This grant supports manufacturing research that advances knowledge pertaining to the fabrication of optical devices, an effort which promotes scientific progress in emerging technologies with the potential to advance national health, prosperity, and defense. Specifically, this research advances key capabilities in cost-effective nanomanufacturing of components known as metasurfaces, which can be tailored to manipulate light with almost arbitrary wavefront shaping control. This important technology holds relevance in areas such as biomedical imaging, optical communications, laser imaging detection and ranging, and optical management for laser trapping and solar energy applications. Nearly all currently available manufacturing processes for producing metasurfaces rely on structuring optical materials through patterning followed by material etching or deposition. This general approach faces fundamental limitations which impact metasurface performance, manufacturing yield, and scalability. This project conducts fundamental research that investigates an innovative fabrication pathway wherein a material's optical properties are directly manipulated and patterned at high resolution without any deposition or etching. In addition to supporting the fabrication of existing metasurface architectures this approach uniquely enables new metasurface designs offering superior operating bandwidths and fabrication tolerances. This award supports training of skilled workers to enter into science, technology, engineering, and math careers, provides support for research experiences at the undergraduate level, offers opportunities to integrate research within the undergraduate classroom, encourages women and underrepresented minorities and supports local outreach activities which fosters interest in science for K-12 students.
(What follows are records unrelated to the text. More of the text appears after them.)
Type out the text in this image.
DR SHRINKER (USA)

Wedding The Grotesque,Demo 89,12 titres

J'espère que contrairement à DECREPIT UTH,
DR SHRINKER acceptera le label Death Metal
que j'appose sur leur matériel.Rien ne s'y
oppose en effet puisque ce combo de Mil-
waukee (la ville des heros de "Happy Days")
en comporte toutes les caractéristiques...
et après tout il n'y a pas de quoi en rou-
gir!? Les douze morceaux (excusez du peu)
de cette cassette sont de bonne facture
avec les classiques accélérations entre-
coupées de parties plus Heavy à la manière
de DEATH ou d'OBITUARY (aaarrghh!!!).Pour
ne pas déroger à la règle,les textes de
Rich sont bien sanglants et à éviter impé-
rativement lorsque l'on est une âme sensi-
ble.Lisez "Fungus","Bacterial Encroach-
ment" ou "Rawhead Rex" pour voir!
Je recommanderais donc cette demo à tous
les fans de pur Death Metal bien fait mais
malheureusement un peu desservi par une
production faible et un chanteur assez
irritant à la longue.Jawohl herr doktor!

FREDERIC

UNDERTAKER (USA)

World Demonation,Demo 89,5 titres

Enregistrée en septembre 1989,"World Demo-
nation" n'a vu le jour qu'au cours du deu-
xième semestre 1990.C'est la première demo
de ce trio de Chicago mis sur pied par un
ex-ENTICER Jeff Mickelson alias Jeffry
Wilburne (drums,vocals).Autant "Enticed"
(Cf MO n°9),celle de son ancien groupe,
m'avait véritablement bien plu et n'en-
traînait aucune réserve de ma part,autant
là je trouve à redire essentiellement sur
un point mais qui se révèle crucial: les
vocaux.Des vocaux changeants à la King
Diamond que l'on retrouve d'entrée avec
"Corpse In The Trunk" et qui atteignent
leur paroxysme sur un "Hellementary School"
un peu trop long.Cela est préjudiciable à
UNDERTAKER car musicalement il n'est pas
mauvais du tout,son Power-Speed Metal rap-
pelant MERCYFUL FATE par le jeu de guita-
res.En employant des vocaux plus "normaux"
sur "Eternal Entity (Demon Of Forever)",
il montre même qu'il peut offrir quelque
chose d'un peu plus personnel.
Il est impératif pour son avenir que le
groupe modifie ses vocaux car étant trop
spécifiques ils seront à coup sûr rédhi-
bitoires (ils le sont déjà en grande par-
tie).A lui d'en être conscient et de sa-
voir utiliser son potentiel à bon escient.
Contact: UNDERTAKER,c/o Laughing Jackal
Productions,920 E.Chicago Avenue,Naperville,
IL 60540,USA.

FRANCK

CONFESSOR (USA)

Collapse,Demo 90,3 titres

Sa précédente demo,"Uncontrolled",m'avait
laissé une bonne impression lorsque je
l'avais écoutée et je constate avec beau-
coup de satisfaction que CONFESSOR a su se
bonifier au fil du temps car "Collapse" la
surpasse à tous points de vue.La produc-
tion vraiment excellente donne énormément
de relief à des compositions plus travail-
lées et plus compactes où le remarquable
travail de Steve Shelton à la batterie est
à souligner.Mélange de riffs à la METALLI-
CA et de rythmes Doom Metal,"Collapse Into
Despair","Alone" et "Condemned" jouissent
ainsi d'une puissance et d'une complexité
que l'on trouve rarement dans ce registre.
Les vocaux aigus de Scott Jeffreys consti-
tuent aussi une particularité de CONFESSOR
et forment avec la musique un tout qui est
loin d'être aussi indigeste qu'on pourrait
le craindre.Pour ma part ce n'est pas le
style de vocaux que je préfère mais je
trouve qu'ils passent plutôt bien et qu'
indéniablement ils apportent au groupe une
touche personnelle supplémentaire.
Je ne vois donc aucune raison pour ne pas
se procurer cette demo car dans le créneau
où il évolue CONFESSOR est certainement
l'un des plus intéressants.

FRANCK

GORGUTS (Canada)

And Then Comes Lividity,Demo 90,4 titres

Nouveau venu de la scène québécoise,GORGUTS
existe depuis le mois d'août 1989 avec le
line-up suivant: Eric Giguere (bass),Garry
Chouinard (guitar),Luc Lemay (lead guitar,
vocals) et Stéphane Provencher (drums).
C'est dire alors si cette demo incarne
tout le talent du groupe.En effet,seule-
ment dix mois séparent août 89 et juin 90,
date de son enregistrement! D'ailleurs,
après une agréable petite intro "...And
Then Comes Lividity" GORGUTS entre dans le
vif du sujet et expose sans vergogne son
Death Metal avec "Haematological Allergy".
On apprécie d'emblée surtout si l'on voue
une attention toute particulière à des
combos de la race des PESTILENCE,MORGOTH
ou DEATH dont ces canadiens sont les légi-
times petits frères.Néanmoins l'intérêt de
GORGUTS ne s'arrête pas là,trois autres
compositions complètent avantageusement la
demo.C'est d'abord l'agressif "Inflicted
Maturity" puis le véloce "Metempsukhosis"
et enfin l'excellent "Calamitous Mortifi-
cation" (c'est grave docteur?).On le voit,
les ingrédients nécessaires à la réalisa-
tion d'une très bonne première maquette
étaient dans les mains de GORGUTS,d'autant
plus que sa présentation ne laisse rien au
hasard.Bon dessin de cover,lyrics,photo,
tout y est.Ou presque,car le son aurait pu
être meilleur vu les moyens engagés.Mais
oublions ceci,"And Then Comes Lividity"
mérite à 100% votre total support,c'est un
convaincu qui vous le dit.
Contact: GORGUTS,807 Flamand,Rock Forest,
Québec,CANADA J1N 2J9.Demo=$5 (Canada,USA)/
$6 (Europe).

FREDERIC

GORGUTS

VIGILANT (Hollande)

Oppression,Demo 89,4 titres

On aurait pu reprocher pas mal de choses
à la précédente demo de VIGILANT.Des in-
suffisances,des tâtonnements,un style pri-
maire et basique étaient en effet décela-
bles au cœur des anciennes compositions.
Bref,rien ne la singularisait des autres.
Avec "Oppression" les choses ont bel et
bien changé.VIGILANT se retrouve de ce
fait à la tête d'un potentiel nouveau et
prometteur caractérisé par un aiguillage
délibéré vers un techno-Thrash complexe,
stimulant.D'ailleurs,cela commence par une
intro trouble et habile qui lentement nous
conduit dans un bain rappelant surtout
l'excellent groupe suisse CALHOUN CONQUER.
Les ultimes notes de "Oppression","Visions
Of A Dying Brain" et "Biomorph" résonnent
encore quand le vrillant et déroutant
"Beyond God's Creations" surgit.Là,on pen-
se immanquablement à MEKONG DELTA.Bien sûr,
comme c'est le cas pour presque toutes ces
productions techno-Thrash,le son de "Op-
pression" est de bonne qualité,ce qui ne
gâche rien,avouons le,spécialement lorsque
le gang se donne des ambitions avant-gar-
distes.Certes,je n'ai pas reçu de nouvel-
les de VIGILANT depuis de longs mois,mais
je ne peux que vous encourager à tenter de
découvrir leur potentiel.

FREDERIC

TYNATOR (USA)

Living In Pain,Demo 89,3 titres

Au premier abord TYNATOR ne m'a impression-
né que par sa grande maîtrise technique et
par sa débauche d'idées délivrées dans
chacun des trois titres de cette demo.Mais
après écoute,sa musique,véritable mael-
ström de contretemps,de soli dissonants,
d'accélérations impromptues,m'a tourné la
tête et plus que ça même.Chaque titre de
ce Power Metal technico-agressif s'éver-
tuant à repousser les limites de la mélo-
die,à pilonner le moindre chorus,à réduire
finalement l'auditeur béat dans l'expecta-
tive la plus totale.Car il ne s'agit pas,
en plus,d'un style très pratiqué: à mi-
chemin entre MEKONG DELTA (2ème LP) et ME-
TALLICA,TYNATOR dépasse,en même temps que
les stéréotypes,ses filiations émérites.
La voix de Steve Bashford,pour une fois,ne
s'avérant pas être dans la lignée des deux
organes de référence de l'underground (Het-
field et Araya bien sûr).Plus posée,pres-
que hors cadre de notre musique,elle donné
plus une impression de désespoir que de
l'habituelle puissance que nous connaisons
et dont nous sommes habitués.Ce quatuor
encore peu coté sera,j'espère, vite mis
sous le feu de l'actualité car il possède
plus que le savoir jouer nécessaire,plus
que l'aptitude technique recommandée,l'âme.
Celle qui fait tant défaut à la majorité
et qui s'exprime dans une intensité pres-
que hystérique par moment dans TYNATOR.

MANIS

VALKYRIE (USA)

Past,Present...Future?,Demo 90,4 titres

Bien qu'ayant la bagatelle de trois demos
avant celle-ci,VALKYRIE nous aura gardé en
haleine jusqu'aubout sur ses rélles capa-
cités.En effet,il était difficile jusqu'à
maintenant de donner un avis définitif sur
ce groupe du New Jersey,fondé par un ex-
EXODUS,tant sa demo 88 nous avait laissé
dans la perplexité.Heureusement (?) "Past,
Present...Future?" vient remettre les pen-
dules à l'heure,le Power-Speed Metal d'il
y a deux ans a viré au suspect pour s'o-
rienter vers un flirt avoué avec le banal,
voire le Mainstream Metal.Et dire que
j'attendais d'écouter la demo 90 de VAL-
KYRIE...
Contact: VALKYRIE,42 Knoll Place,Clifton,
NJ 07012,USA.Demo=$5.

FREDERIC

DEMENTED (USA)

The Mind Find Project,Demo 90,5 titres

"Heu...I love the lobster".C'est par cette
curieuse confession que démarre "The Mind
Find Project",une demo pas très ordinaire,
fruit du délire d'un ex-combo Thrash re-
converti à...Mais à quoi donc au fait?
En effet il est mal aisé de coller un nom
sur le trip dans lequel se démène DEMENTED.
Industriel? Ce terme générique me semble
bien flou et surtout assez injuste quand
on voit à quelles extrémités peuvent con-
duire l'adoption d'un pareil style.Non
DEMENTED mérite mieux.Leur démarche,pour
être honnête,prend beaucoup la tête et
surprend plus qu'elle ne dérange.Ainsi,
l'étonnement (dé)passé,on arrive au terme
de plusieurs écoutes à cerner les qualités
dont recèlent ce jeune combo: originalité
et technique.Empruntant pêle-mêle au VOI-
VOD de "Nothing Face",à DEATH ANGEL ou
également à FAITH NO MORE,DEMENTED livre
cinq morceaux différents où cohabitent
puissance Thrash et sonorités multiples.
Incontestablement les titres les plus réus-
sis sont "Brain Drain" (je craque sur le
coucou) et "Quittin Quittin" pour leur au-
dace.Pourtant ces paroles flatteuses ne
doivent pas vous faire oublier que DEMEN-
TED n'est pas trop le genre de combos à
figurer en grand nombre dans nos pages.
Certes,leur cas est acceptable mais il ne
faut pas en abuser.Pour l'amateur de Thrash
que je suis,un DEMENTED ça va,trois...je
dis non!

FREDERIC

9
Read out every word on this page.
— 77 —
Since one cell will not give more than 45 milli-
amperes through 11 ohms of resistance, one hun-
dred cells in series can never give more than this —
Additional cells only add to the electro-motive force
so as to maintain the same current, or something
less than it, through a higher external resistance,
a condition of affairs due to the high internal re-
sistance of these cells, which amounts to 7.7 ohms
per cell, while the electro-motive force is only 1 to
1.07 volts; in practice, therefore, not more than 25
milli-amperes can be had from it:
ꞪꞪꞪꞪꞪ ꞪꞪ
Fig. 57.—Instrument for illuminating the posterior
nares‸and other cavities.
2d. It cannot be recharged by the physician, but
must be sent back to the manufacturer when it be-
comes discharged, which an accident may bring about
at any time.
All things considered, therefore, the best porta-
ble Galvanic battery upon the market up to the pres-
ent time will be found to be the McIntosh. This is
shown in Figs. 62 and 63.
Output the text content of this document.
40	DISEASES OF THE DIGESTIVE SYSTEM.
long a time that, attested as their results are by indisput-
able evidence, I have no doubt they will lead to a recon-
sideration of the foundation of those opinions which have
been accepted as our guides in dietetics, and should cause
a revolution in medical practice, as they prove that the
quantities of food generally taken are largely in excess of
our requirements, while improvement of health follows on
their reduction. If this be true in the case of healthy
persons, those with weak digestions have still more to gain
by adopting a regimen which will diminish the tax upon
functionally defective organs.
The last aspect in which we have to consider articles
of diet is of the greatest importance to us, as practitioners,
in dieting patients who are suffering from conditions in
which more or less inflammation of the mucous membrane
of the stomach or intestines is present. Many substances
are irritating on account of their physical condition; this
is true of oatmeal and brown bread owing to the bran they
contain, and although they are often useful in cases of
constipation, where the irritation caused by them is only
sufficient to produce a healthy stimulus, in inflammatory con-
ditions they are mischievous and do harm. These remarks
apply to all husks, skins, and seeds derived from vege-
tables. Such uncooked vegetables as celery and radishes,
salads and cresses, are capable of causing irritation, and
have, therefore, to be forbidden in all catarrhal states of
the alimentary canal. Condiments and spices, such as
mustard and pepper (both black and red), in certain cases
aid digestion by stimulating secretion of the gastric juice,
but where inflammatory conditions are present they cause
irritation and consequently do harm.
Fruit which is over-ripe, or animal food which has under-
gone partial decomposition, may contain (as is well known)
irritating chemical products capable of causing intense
The technical scope of this work includes: (a) developing a method for patterning refractive index on the surface of a chip with nanoscale resolution, (b) mapping the morphological tuning of porous nanomaterials to effective optical properties, (c) demonstrating the straight-forward fabrication of high performance metasurfaces with both binary and arbitrary refractive index profiles, and (d) offering a transformative new approach for non-resonant (broadband) phase control which overcomes interparticle spacing limitations and improves fabrication tolerance. This research focuses on a technique wherein porous substrates are locally imprinted and densified at high resolution by direct imprinting with three-dimensionally mastered stamps then planarized. With the aim of developing this nanomanufacturing approach to enable the cost effective fabrication of high performance metasurfaces, this research addresses key questions regarding process parameters, process variation and control, mechanical integrity, optical quality, and process limitations.
This award reflects NSF's statutory mission and has been deemed worthy of support through evaluation using the Foundation's intellectual merit and broader impacts review criteria.